China considers post-quake plan as parents protest
WUFU, China (Reuters) - Top Chinese officials considered on Tuesday a plan to rebuild earthquake-ravaged parts of the country's southwest while protests by grieving parents and dangerous quake lakes cast a shadow over relief efforts.
The earthquake centered in Sichuan province has killed 69,107 people and displaced more than 15 million, according to official figures on Tuesday. The death toll is likely to rise with 18,230 still listed as missing.
Chinese Premier Wen Jiabao has nonetheless vowed to move quickly to rebuild towns and villages devastated by the May 12 quake. He and other officials met to discuss a reconstruction plan for the region, state television reported.
"As quickly as possibly restore agricultural production in the disaster area," the officials urged, also calling for rapid road repairs and reviving trade and services.
But protests by parents who lost children in schools destroyed during the quake also flared, underscoring the tensions that could erupt as grieving gives way to anger.
Many schools collapsed in the quake, killing more than 9,000 students and teachers according to figures compiled by Reuters.

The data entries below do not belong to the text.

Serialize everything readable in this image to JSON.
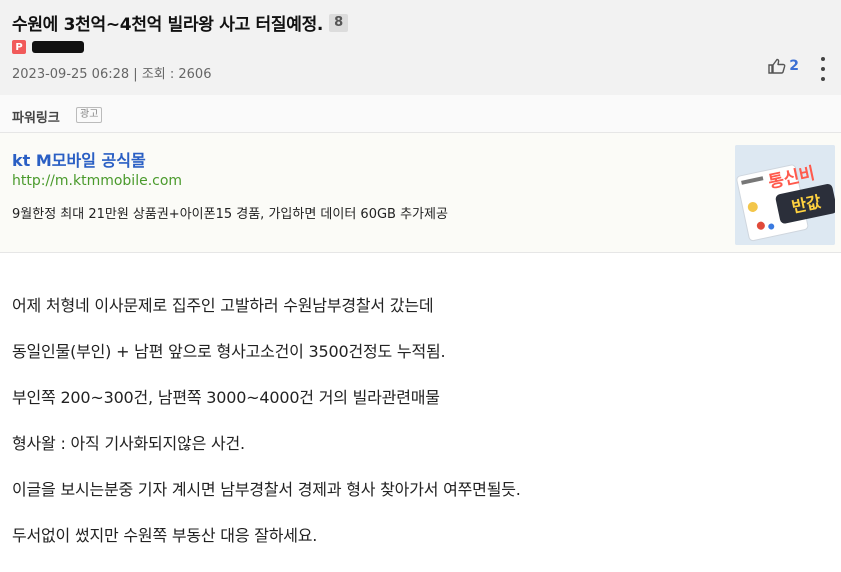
{
  "post": {
    "title": "수원에 3천억~4천억 빌라왕 사고 터질예정.",
    "comment_count": "8",
    "author_badge": "P",
    "date": "2023-09-25 06:28",
    "views_label": "조회 : 2606",
    "separator": "|",
    "likes": "2"
  },
  "powerlink": {
    "title": "파워링크",
    "ad_label": "광고",
    "ad_title": "kt M모바일 공식몰",
    "ad_url": "http://m.ktmmobile.com",
    "ad_desc": "9월한정 최대 21만원 상품권+아이폰15 경품, 가입하면 데이터 60GB 추가제공",
    "thumb_text_1": "통신비",
    "thumb_text_2": "반값"
  },
  "content": {
    "paragraphs": [
      "어제 처형네 이사문제로 집주인 고발하러 수원남부경찰서 갔는데",
      "동일인물(부인) + 남편 앞으로 형사고소건이 3500건정도 누적됨.",
      "부인쪽 200~300건, 남편쪽 3000~4000건 거의 빌라관련매물",
      "형사왈 : 아직 기사화되지않은 사건.",
      "이글을 보시는분중 기자 계시면 남부경찰서 경제과 형사 찾아가서 여쭈면될듯.",
      "두서없이 썼지만 수원쪽 부동산 대응 잘하세요."
    ]
  },
  "colors": {
    "accent_blue": "#2a5fc4",
    "url_green": "#4a9a2c",
    "badge_red": "#f15a5a",
    "like_blue": "#3b6fd4"
  },
  "icons": [
    "thumbs-up-icon",
    "more-vertical-icon",
    "p-badge-icon"
  ]
}
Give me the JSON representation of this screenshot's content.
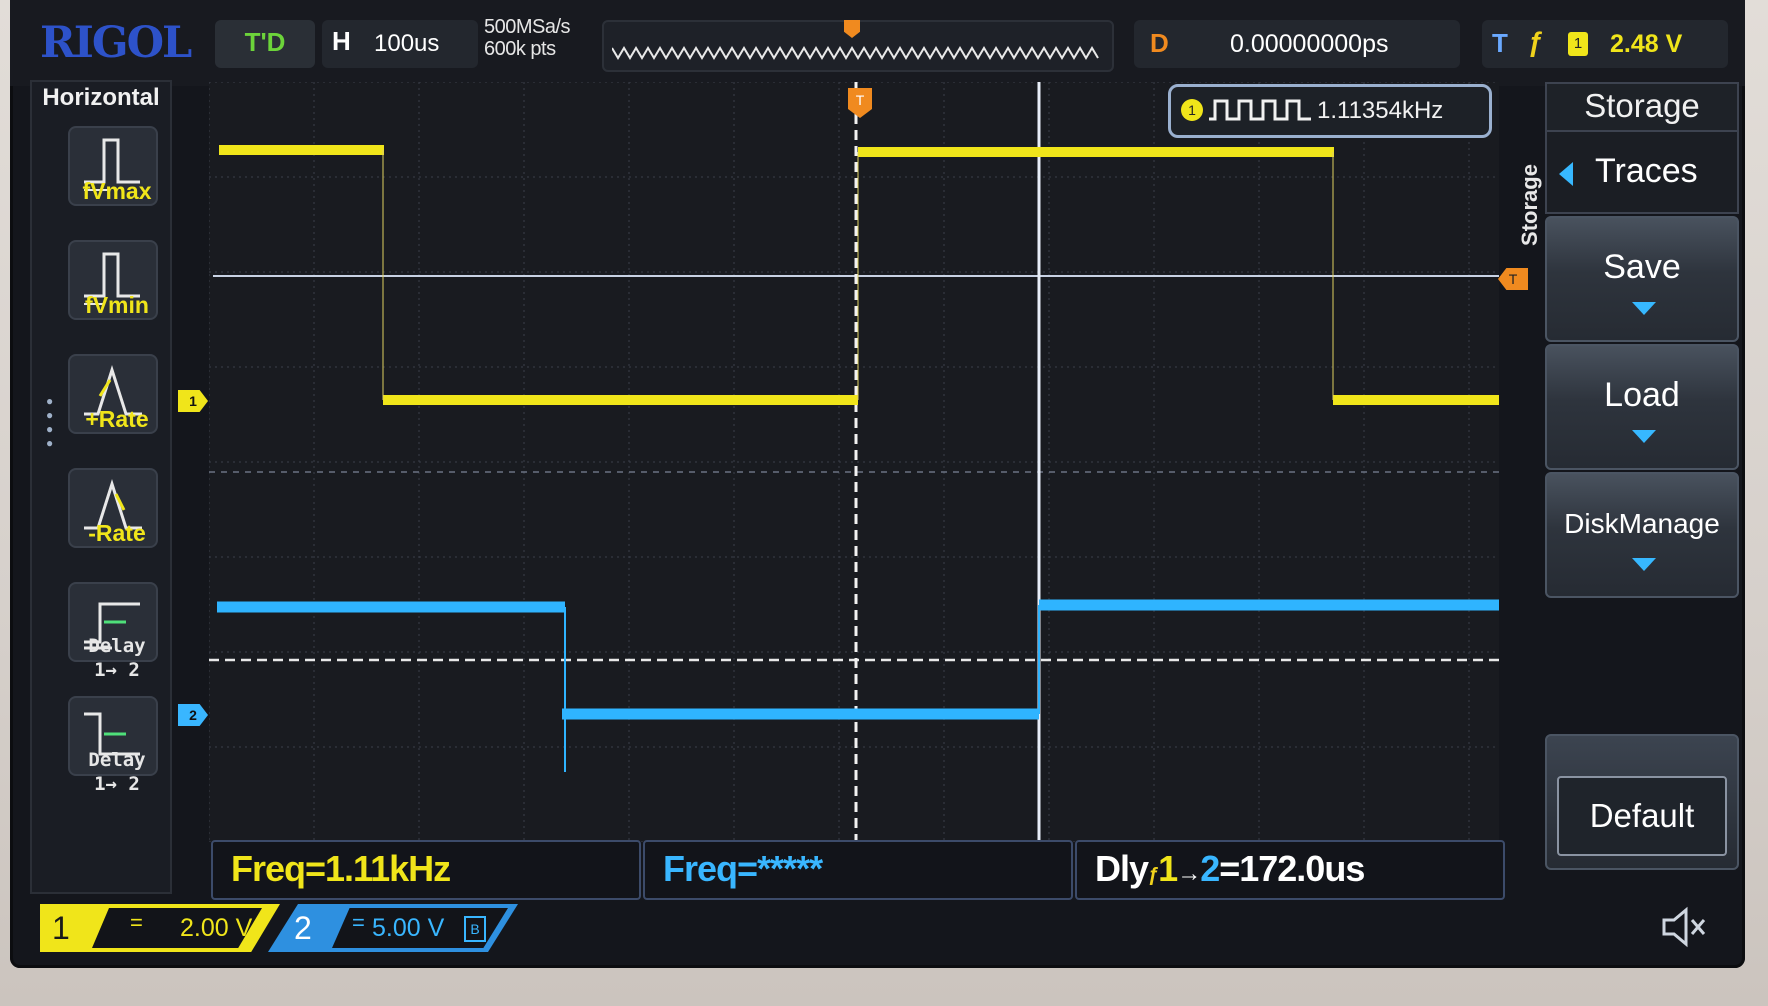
{
  "top": {
    "brand": "RIGOL",
    "run_state": "T'D",
    "horizontal_label": "H",
    "timebase": "100us",
    "sample_rate": "500MSa/s",
    "memory_depth": "600k pts",
    "delay_label": "D",
    "delay_value": "0.00000000ps",
    "trigger_label": "T",
    "trigger_source": "1",
    "trigger_level": "2.48 V"
  },
  "left_menu": {
    "title": "Horizontal",
    "items": [
      {
        "label": "fVmax"
      },
      {
        "label": "fVmin"
      },
      {
        "label": "+Rate"
      },
      {
        "label": "-Rate"
      },
      {
        "label_top": "Delay",
        "label_bottom": "1→ 2"
      },
      {
        "label_top": "Delay",
        "label_bottom": "1→ 2"
      }
    ]
  },
  "right_menu": {
    "side_label": "Storage",
    "title": "Storage",
    "traces": "Traces",
    "buttons": [
      "Save",
      "Load",
      "DiskManage"
    ],
    "default": "Default"
  },
  "freq_counter": {
    "channel": "1",
    "value": "1.11354kHz"
  },
  "markers": {
    "trigger_top": "T",
    "trigger_level": "T",
    "ch1": "1",
    "ch2": "2"
  },
  "measurements": {
    "m1": "Freq=1.11kHz",
    "m2": "Freq=*****",
    "m3_prefix": "Dly",
    "m3_a": "1",
    "m3_arrow": "→",
    "m3_b": "2",
    "m3_value": "=172.0us"
  },
  "channels": {
    "ch1": {
      "number": "1",
      "coupling": "=",
      "scale": "2.00 V"
    },
    "ch2": {
      "number": "2",
      "coupling": "=",
      "scale": "5.00 V",
      "bw_limit": "B"
    }
  },
  "colors": {
    "ch1": "#f0e51a",
    "ch2": "#39b6ff",
    "trigger": "#f08a1f",
    "brand": "#2d52c9"
  },
  "icons": {
    "speaker": "speaker-muted-icon"
  }
}
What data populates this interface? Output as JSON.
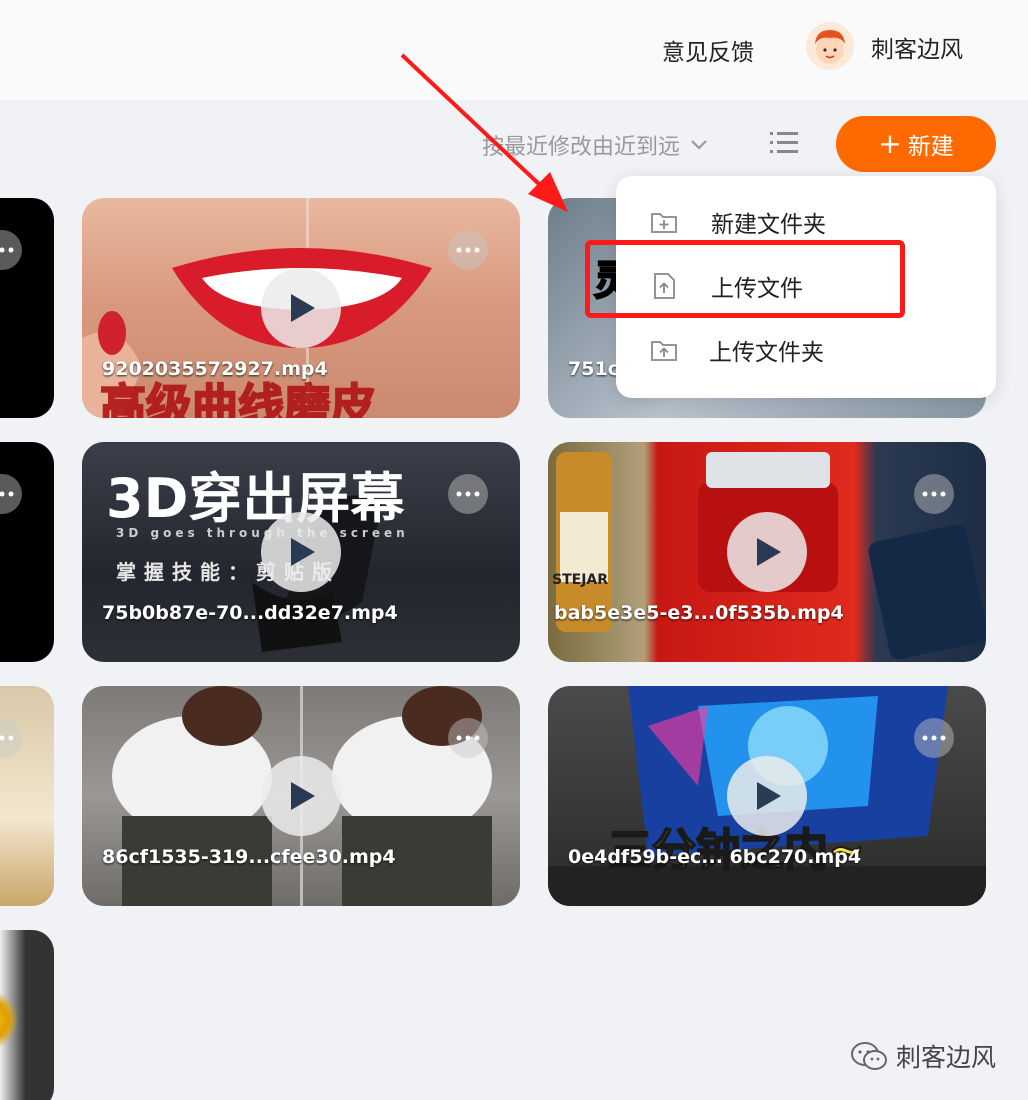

Many parents blame shoddy buildings for the deaths, pointing to apartments and government offices that survived while nearby schools fell.
In Dujiangyan, a small city near the Sichuan province capital Chengdu, police prevented some 150 grieving parents from seeking to lodge a lawsuit over a collapsed middle school, Japan's Kyodo news agency reported.
Officers dragged away sobbing mothers clasping pictures of children killed when a school building crumpled, the report said. It said the parents want to sue the school and its principal.
In the farming town of Wufu, angry parents kept vigil at the ruins of a school, demanding those responsible be punished.
Nearly every building withstood the earthquake -- except the three-storey Fuxin Number Two Primary School which collapsed, killing 129 children.
"We come here every day," said a woman named Zhang, whose 10-year-old daughter died under the rubble.
"The children are here. We want to keep the children company until there is a result."
WAITING FOR LAKE TO DRAIN
Troops and disaster officials have also been seeking to defuse threats from dangerous build-ups of water created by quake-caused landslides choking rivers.
The largest "quake lake" formed by China's most devastating earthquake in decades is not expected to start draining until Thursday due to a lack of rain, the government said.
Some 210,000 residents downstream of that lake at Tangjiashan have been evacuated to higher ground according to a contingency plan that foresees one third of the dam bursting.
Landslides caused by the May 12 quake have blocked rivers, forming more than 30 unstable "quake lakes" that threaten hundreds of thousands of people downstream.
In Yingxiu, thousands of rescuers have yet to find the wreckage of a military helicopter that crashed on May 31, after scrounging the area of high mountains and valleys near the quake's epicenter for three days.
There were 19 people aboard the helicopter, including 14 injured quake survivors and medical workers and five crew. It lost contact amid cloudy weather after encountering strong turbulence on its 64th quake relief mission.
TENT CITIES
Relief workers face a daunting task in offering food and shelter to the homeless, treating the tens of thousands of people still in hospital and rebuilding ravaged infrastructure, even as donations from home and abroad reached 42.4 billion yuan ($6.1 billion) on Tuesday.
The Ministry of Housing and Urban-Rural Construction on Tuesday asked governments in the quake area to submit plans on the reconstruction of public buildings like schools and kindergartens by June 8, Xinhua news agency said.
Experts also began considering sites for a memorial to the quake victims, Xinhua reported.
To prepare for the memorial, the report said, officials have "started to gather items related to the earthquake, such as photos and the personal effects of the victims, including school bags".